-1

I have a dataframe with several columns from a .tsv file and want to transform one of them into the 'numeric' type for analysis. However, I keep getting the 'NAs' introduced by coercion warning all the time and do not know exactly why. There is some unnecessary info at the beginning of another column, which is pretty much the only formatting I did.

Originally, I thought the file might have added some extra tabs or spaces, which is why I tried to delete these via giving sub() as an argument.

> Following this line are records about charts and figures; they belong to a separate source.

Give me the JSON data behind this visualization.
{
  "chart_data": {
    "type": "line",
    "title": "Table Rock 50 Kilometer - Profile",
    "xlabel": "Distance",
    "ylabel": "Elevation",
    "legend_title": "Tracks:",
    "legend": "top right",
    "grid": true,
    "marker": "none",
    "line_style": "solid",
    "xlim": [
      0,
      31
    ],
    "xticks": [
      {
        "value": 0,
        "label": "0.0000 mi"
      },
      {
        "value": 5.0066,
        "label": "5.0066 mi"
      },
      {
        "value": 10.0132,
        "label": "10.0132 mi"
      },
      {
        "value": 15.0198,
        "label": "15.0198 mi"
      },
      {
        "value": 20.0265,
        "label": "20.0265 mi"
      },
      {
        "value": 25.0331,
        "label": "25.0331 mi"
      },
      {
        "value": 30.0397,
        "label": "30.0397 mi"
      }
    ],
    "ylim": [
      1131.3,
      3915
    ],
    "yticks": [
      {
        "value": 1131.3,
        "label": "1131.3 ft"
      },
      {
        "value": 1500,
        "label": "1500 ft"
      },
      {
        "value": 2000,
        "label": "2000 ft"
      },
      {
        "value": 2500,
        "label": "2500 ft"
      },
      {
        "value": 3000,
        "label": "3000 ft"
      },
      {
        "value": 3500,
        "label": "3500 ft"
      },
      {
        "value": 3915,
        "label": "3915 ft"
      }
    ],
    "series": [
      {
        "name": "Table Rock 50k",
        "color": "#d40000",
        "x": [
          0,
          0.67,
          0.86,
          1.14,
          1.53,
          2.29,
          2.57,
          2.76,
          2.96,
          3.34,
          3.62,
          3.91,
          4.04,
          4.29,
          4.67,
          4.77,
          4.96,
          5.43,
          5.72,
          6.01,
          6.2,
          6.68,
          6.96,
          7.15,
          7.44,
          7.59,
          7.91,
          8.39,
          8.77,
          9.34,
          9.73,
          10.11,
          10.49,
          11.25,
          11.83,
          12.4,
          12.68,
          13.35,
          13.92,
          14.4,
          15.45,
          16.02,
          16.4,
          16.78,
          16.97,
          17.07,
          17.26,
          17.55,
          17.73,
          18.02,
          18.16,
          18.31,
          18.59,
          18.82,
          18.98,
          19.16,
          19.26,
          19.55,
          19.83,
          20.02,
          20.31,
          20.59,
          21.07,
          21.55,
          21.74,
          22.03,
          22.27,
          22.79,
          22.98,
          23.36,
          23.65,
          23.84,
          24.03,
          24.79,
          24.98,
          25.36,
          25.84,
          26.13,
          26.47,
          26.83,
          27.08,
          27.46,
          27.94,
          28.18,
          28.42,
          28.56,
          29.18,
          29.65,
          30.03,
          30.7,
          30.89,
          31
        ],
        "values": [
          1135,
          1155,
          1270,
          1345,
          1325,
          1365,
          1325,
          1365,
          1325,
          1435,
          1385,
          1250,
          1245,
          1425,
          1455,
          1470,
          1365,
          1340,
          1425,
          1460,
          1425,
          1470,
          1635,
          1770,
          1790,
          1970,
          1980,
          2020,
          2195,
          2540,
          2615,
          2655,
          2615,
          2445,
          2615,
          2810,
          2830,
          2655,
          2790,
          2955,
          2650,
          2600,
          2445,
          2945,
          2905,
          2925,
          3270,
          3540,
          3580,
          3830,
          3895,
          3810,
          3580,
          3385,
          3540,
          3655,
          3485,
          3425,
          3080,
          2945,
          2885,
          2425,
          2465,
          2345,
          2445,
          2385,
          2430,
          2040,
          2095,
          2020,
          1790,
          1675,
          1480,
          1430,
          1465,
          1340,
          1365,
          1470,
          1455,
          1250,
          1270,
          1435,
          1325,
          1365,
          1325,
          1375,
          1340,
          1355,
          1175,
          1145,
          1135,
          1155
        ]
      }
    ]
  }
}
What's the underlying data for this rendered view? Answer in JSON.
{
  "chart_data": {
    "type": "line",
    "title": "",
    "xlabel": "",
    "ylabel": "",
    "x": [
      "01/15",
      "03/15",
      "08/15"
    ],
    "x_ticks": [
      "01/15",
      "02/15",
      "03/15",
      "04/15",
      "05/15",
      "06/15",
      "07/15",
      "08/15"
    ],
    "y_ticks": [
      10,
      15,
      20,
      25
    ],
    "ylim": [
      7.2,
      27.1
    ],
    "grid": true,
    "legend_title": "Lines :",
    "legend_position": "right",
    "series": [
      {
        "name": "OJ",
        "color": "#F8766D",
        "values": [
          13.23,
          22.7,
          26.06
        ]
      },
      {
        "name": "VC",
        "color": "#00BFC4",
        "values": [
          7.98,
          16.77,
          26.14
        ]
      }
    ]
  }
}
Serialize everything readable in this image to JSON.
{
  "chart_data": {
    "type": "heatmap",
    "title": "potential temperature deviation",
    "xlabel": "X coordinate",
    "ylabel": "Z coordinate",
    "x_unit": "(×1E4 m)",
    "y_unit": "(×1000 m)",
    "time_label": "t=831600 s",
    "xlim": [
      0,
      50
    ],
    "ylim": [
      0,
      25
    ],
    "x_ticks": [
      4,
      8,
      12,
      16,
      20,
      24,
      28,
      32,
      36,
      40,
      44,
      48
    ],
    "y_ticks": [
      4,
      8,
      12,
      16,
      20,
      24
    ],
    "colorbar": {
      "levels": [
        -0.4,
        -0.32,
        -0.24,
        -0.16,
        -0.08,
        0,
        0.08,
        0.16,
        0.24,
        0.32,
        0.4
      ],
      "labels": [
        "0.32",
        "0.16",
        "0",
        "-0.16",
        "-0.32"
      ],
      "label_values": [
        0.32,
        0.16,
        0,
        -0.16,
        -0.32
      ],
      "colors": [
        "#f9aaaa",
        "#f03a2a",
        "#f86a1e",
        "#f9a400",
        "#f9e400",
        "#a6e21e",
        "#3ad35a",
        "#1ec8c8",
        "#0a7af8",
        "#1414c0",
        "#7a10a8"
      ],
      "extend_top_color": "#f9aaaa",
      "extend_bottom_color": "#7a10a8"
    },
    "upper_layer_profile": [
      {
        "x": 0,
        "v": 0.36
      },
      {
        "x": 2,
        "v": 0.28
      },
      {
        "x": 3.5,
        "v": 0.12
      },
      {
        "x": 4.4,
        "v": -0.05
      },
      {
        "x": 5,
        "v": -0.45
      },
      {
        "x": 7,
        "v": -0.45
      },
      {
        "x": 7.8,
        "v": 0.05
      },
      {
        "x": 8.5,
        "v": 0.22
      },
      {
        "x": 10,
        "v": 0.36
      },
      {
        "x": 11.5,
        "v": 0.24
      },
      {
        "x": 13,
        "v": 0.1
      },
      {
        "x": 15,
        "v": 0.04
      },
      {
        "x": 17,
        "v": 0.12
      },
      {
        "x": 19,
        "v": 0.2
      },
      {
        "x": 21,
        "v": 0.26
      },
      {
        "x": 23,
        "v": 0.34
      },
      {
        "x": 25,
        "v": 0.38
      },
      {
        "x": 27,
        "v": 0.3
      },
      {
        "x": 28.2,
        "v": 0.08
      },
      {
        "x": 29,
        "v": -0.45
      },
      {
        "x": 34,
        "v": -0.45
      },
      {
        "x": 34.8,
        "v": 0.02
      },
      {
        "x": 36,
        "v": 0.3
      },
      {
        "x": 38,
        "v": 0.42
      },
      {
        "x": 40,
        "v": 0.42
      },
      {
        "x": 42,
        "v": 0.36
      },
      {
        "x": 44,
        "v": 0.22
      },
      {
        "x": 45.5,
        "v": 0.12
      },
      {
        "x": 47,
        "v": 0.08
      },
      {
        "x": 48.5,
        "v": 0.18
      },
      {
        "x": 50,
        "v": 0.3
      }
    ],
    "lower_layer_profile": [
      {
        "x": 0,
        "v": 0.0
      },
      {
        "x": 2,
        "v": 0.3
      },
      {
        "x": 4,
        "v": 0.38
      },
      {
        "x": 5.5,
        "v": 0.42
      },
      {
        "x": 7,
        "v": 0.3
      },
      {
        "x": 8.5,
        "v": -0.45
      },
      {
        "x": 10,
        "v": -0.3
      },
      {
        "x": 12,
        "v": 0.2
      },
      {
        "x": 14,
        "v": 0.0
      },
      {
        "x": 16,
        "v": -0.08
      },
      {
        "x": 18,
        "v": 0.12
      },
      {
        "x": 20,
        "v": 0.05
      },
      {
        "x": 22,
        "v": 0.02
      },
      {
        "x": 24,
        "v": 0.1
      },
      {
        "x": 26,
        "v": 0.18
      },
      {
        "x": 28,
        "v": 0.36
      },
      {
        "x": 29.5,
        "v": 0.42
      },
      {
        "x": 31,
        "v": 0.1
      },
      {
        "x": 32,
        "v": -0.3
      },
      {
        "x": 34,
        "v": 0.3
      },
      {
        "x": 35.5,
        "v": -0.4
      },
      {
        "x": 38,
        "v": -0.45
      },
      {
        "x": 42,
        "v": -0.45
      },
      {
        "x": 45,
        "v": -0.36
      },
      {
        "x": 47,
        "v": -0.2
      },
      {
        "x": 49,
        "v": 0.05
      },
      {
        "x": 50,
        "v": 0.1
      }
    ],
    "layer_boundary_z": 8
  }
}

I should also mention that I get the NA errors also when I do not replace the values and run the dataframe as is:

library(tidyverse)

data_2018 <- read_tsv('teina230.tsv')
data_1995 <- read_csv('OECD_1995.csv')

#get rid of long colname & select only columns containing %GDP
clean_data_2018 <- data_2018 %>%
  select('na_item,sector,unit,geo','2018Q1','2018Q2','2018Q3','2018Q4') %>%
  rename(country = 'na_item,sector,unit,geo')
clean_data_2018 <- clean_data_2018[grep("PC_GDP", clean_data_2018$'country'), ]

#remove unnecessary info
clean_data_2018 <- clean_data_2018 %>%
  mutate(country=gsub('\\GD,S13,PC_GDP,','',country))
clean_data_2018 <- clean_data_2018 %>%
  mutate(
    '2018Q1'=as.numeric(sub("", "", '2018Q1', fixed = TRUE)),
    '2018Q2'=as.numeric(sub(" ", "", '2018Q2', fixed = TRUE)),
    '2018Q3'=as.numeric(sub(" ", "", '2018Q3', fixed = TRUE)),
    '2018Q4'=as.numeric(sub(" ", "", '2018Q4', fixed = TRUE))
    )

Is there another way to get around the problem and convert the column without replacing all the values with 'NA'?

Thanks guys :)

  • 2
    It's impossible to say without seeing your data, but a likely place is those `as.numeric` statements. Try `as.numeric('a')` and you'll see that you get that error if there's anything that's not a number in that data – divibisan Jun 05 '19 at 21:09
  • 1
    Actually, what are you calling `sub` on in that `mutate` statement? If `2018Q1` is supposed to be a variable in `clean_data_2018`, you need to provide its name as a bare name _without_ quotes. With quotes, you're calling `sub` on the actual string `'2018Q1'` – divibisan Jun 05 '19 at 21:10
  • I tried to run it without the quotes, but strangely enough I ran into problems while executing. It returns an "unexpected token 'Q1'" etc. error for the four variables :$ – schroederadrian Jun 05 '19 at 21:35
  • You need to use bare names to subset with `$`, only square bracket subsetting lets you use a string to select variables. Also, in your first `sub` statement, you're replacing nothing with nothing (I assume it should be a space) – divibisan Jun 05 '19 at 21:42
  • There are a lot of typos here and without a [mcve] of your data, there's no way to reproduce this problem and try to solve it. Take a look at this question to learn how to modify your question to be answerable: [How to make a great R reproducible example](https://stackoverflow.com/q/5963269/8366499) – divibisan Jun 05 '19 at 21:43

1 Answers1

0

Thanks for the hint @divibisan !

Renaming the columns via rename() actually solved the problem. Here the code which finally worked:

library(tidyverse)

data_2018 <- read_tsv('teina230.tsv')

#get rid of long colname & select only columns containing %GDP
clean_data_2018 <- data_2018 %>%
  select('na_item,sector,unit,geo','2018Q1','2018Q2','2018Q3','2018Q4') %>%
  rename(country = 'na_item,sector,unit,geo',
         quarter_1 = '2018Q1',
         quarter_2 = '2018Q2',
         quarter_3 = '2018Q3',
         quarter_4 = '2018Q4')
clean_data_2018 <- clean_data_2018[grep("PC_GDP", clean_data_2018$'country'), ]

#remove unnecessary info
clean_data_2018 <- clean_data_2018 %>%
  mutate(country=gsub('\\GD,S13,PC_GDP,','',country))
clean_data_2018 <- clean_data_2018 %>%
  mutate(
    quarter_1 = as.numeric(quarter_1),
    quarter_2 = as.numeric(quarter_2),
    quarter_3 = as.numeric(quarter_3),
    quarter_4 = as.numeric(quarter_4)
    )